Le directeur de l’Ecal se réjouit de constater que la représentation suisse en Grande-Bretagne n’a pas misé sur les classiques mais plutôt sur une jeune génération de designers «connus pour casser les barrières». Le design helvétique rompt ainsi avec le style rigoureux et fonctionnel qui a fait sa renommée. «C’est une nouvelle approche qui transgresse les codes traditionnels», constate Alexis Georgacopoulos. Une tendance observée depuis plusieurs années déjà. «A la Biennale de Londres, c’est toutefois la première fois qu’une représentation officielle suisse assume pleinement ce tournant», ajoute-t-il.

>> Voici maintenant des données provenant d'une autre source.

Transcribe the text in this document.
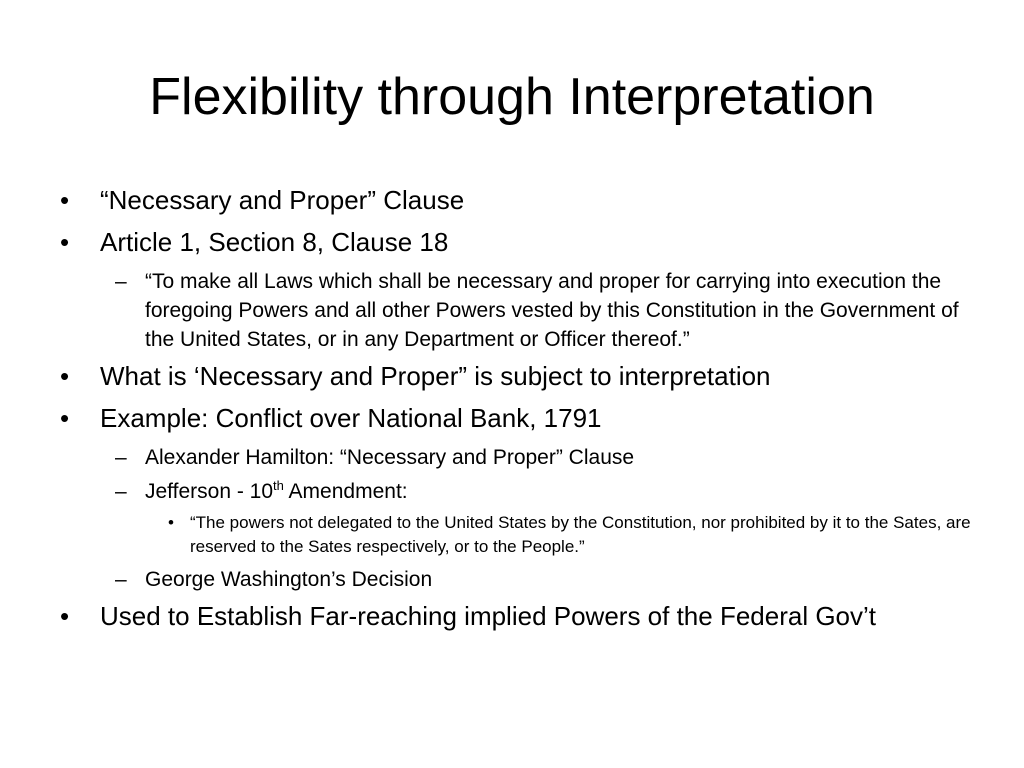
Flexibility through Interpretation
•	“Necessary and Proper” Clause
•	Article 1, Section 8, Clause 18
– “To make all Laws which shall be necessary and proper for carrying into execution the foregoing Powers and all other Powers vested by this Constitution in the Government of the United States, or in any Department or Officer thereof.”
•	What is ‘Necessary and Proper” is subject to interpretation
•	Example: Conflict over National Bank, 1791
– Alexander Hamilton: “Necessary and Proper” Clause
– Jefferson - 10th Amendment:
• “The powers not delegated to the United States by the Constitution, nor prohibited by it to the Sates, are reserved to the Sates respectively, or to the People.”
– George Washington’s Decision
•	Used to Establish Far-reaching implied Powers of the Federal Gov’t
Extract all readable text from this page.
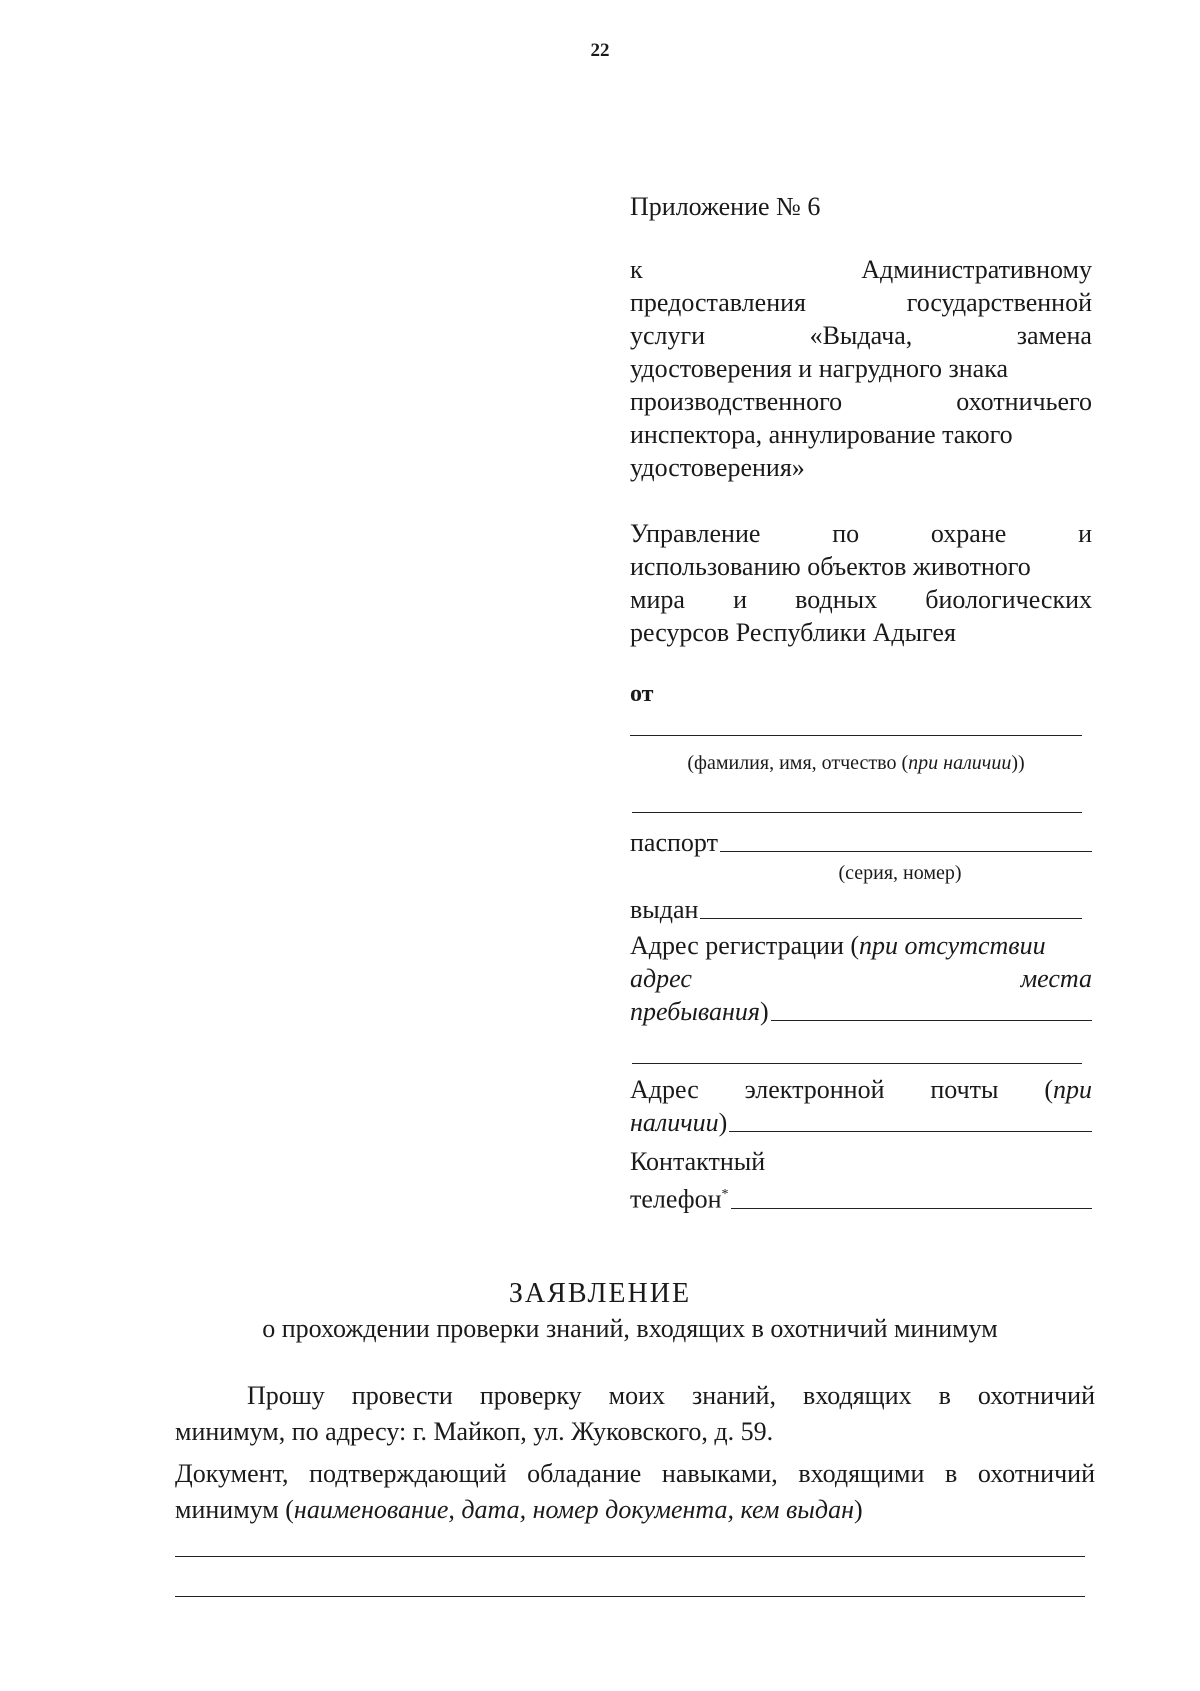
22
Приложение № 6
к	Административному
предоставления	государственной
услуги	«Выдача,	замена
удостоверения и нагрудного знака
производственного	охотничьего
инспектора, аннулирование такого
удостоверения»
Управление	по	охране	и
использованию объектов животного
мира и водных биологических
ресурсов Республики Адыгея
от
(фамилия, имя, отчество (при наличии))
паспорт
(серия, номер)
выдан
Адрес регистрации (при отсутствии
адрес	места
пребывания )
Адрес электронной почты (при
наличии )
Контактный
телефон*
ЗАЯВЛЕНИЕ
о прохождении проверки знаний, входящих в охотничий минимум
Прошу провести проверку моих знаний, входящих в охотничий
минимум, по адресу: г. Майкоп, ул. Жуковского, д. 59.
Документ, подтверждающий обладание навыками, входящими в охотничий
минимум (наименование, дата, номер документа, кем выдан)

Un design qui peine à traverser les frontières
Le design suisse parvient à se faire une place sur la scène internationale mais il s’exporte peu. «En terme de produits et de design industriel, il semble que la Suisse peine à acquérir une visibilité internationale», relève Giovanna Lisignoli, la curatrice du Pavillon suisse à la Biennale de Londres. Elle aimerait voir plus de designer du pays «dépasser leur horizon plutôt local et s’impliquer davantage sur le plan international, en étant un peu plus confiants, car ils ont certainement beaucoup à amener au discours sur le design global.»
Le directeur de l’Ecal Alexis Georgacopoulos tire le même constat: «A part quelques grandes enseignes, la plupart des marques se concentrent sur le marché suisse.» Il explique notamment ce phénomène par la taille restreinte du pays, qui doit composer avec des échelles de production plus petites et des coûts élevés.
La position de la Suisse à l’extérieur de l’Union européenne (UE) ne facilite pas la tâche des designers qui travaillent à l’international. C’est du moins l’expérience de Dimitri Bähler et Mathieu Rivier. «Envoyer une pièce à l’étranger depuis la Suisse engendre beaucoup plus de complications administratives liées aux droits de douanes. Pour nous, ce serait du pain béni de faire partie de l’UE», affirme Mathieu Rivier.